Using more than one GitHub account
I’ve been using two github accounts for several years now. I didn’t have to change anything to continue doing it. I just though I’ll share with you my approach in case you have the same issue. So what I do is as simple as configuring my ~/.ssh/config
file like this:
Host milendyankov.github.com
User git
Hostname github.com
IdentityFile ~/.ssh/<key_for_milendyankov_account>
Host azzazzel.github.com
user git
Hostname github.com
IdentityFile ~/.ssh/<key_for_azzazzel_account>
Then I make sure my git remotes use appropriate hostname instead of just github.com
! For example:
→ git remote -v
origin git@azzazzel.github.com:azzazzel/modular-dukes-forest.git (fetch)
origin git@azzazzel.github.com:azzazzel/modular-dukes-forest.git (push)
This onetime configuration allows me to tie a particular local clone to appropriate GitHub account. Of course if you know of a better way, please let me know.
Get rid of the clones
Back to clean up task. The most obvious thing is to get rid of what you don’t need. It doesn’t make sense to keep clones of someone’s repo just because you’ve contributed to it in the past. I have no idea why I kept those so long but now they are gone. I can always clone them again if I need to.
Decide what goes where
Now the hard part - the repositories that are (or could be) actually in use. After trying out different things I decided to group those into 4 categories:
- anything that contributes to artifacts managed by Liferay goes under MilenDyankov account. Fortunately all (currently 7) of those were already there so nothing to do about it.
- my demos, examples, PoCs, clones of projects in use, … go under Azzazzel account (currently 20). I had to transfer ownership of few projects but GitHub makes the process really simple. It also automatically redirects to the new locations if you use the old URLs.

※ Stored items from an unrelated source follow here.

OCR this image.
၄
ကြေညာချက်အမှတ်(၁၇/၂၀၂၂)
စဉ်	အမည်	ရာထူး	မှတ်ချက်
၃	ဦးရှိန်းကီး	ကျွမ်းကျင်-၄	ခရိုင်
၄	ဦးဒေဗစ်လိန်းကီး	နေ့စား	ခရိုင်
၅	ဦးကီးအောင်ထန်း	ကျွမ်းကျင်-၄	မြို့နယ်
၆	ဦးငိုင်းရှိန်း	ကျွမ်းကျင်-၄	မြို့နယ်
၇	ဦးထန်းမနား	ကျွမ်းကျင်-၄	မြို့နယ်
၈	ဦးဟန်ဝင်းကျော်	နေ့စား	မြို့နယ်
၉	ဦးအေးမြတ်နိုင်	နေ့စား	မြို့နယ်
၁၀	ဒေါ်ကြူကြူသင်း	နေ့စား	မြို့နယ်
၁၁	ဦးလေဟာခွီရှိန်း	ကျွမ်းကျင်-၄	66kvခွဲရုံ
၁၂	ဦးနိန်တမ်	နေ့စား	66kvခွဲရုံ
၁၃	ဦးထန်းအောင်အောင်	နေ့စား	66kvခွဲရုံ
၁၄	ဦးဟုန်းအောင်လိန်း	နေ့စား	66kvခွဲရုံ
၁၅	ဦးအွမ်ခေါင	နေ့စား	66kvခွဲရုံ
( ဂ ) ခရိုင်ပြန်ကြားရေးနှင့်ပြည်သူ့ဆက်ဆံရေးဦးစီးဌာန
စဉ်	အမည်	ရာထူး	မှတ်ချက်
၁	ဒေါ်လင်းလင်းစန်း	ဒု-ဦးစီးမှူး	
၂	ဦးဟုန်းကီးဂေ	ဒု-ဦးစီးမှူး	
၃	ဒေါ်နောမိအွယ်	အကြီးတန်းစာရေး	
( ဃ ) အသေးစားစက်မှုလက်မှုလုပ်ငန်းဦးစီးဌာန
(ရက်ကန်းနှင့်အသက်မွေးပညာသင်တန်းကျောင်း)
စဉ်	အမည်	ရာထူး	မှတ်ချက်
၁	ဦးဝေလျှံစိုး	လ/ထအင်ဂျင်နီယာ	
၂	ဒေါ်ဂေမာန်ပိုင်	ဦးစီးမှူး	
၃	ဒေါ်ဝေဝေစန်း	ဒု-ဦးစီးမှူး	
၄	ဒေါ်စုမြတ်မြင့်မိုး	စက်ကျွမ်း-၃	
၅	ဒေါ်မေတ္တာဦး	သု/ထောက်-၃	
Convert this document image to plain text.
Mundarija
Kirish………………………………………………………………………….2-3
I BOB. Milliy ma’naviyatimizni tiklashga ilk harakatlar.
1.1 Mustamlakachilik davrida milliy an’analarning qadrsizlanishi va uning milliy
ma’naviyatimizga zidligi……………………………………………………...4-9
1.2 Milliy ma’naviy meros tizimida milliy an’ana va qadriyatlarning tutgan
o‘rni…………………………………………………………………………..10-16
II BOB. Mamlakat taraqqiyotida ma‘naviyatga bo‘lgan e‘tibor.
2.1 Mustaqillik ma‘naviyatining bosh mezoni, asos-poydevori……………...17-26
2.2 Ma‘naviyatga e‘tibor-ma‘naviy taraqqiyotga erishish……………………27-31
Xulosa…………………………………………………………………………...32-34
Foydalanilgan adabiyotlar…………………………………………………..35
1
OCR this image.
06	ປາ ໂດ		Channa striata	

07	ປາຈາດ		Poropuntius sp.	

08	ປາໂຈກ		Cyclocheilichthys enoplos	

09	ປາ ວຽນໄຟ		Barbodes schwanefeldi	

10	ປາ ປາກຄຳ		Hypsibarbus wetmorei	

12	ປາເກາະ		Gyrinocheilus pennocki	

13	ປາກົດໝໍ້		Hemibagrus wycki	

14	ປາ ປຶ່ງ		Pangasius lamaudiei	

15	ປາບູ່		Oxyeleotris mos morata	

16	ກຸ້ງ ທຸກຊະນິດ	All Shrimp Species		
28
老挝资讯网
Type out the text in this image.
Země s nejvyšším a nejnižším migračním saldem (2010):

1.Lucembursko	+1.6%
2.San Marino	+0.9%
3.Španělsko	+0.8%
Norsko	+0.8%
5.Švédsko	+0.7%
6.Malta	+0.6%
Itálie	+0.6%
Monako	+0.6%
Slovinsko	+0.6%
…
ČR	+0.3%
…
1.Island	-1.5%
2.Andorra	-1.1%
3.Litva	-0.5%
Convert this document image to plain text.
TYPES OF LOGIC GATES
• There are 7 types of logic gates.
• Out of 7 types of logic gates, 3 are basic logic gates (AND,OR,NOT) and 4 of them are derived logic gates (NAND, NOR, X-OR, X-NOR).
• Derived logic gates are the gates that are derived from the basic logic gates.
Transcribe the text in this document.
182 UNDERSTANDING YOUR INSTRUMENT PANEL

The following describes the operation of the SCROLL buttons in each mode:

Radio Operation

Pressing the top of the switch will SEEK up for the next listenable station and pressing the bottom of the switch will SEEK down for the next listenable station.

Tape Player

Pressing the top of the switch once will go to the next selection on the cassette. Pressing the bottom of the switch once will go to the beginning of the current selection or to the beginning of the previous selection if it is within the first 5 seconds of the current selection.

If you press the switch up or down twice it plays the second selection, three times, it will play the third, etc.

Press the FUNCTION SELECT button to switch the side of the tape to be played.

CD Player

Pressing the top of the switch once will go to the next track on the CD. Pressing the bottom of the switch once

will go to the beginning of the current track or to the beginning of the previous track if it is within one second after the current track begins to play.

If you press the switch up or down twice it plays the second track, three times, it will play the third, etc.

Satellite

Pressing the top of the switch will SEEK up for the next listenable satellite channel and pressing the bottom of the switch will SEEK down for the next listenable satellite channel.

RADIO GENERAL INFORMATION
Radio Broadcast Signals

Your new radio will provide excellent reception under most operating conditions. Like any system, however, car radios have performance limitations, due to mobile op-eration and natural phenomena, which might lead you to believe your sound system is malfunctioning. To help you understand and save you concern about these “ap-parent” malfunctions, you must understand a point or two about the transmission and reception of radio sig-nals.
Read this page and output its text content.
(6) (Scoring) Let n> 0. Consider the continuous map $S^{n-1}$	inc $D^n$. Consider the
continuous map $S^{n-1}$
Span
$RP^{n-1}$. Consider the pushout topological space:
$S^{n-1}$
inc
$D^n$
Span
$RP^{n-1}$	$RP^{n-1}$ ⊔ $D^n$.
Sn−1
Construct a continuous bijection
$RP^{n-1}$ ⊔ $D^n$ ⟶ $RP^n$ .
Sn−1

- my Open Source projects go under Commsen account (currently 6). Here again I had to transfer ownership of quite a few projects!
- my old, no longer maintained projects go under Commsen Archive account (currently 11). Since GitHub does not provide an easy way to mark and filter out old projects, I had to improvise. I created a new organization account for archived projects and moved all old projects there.
And that’s it … well, almost!
Redirect project sites to new locations
While GitHub does great job redirecting all links to the Git repository on the Web and through Git activity, it doesn’t redirect GitHub Pages associated with the repositories. Luckily quick search found me Redirecting GitHub Pages after a repository move which was all I needed.
In my case project sites move from Azzazzel to Commsen account. Since both already host websites (milendyankov.com and commsen.com respectively), it was just a matter of creating the appropriate [project-name]/index.html
files in the former with the following content:
<!DOCTYPE html>
<meta charset="utf-8">
<title>Redirecting to http://commsen.com/[project-name]/</title>
<meta http-equiv="refresh" content="0; URL=http://commsen.com/[project-name]/">
<link rel="canonical" href="http://commsen.com/[project-name]/">
Now you should be automatically redirected to the new place if you go to WeDeploy Java client or WeDeploy Maven Plugin for example!
Final thoughts
I’m about to clean up my local filesystem now, but I will not bother you with the details. Enough to say, now that I’ve decided in which space given codebase lives, it’s kind of obvious how to restructure it.
I tested the changes as much as I could and everything seams to work fine (including existing clones of the moved repositories). However if you encounter missing or broken links or any other issues, please let me know.
Of course, if you have a better strategy for keeping you GitHub accounts and repos nice and tidy, please share!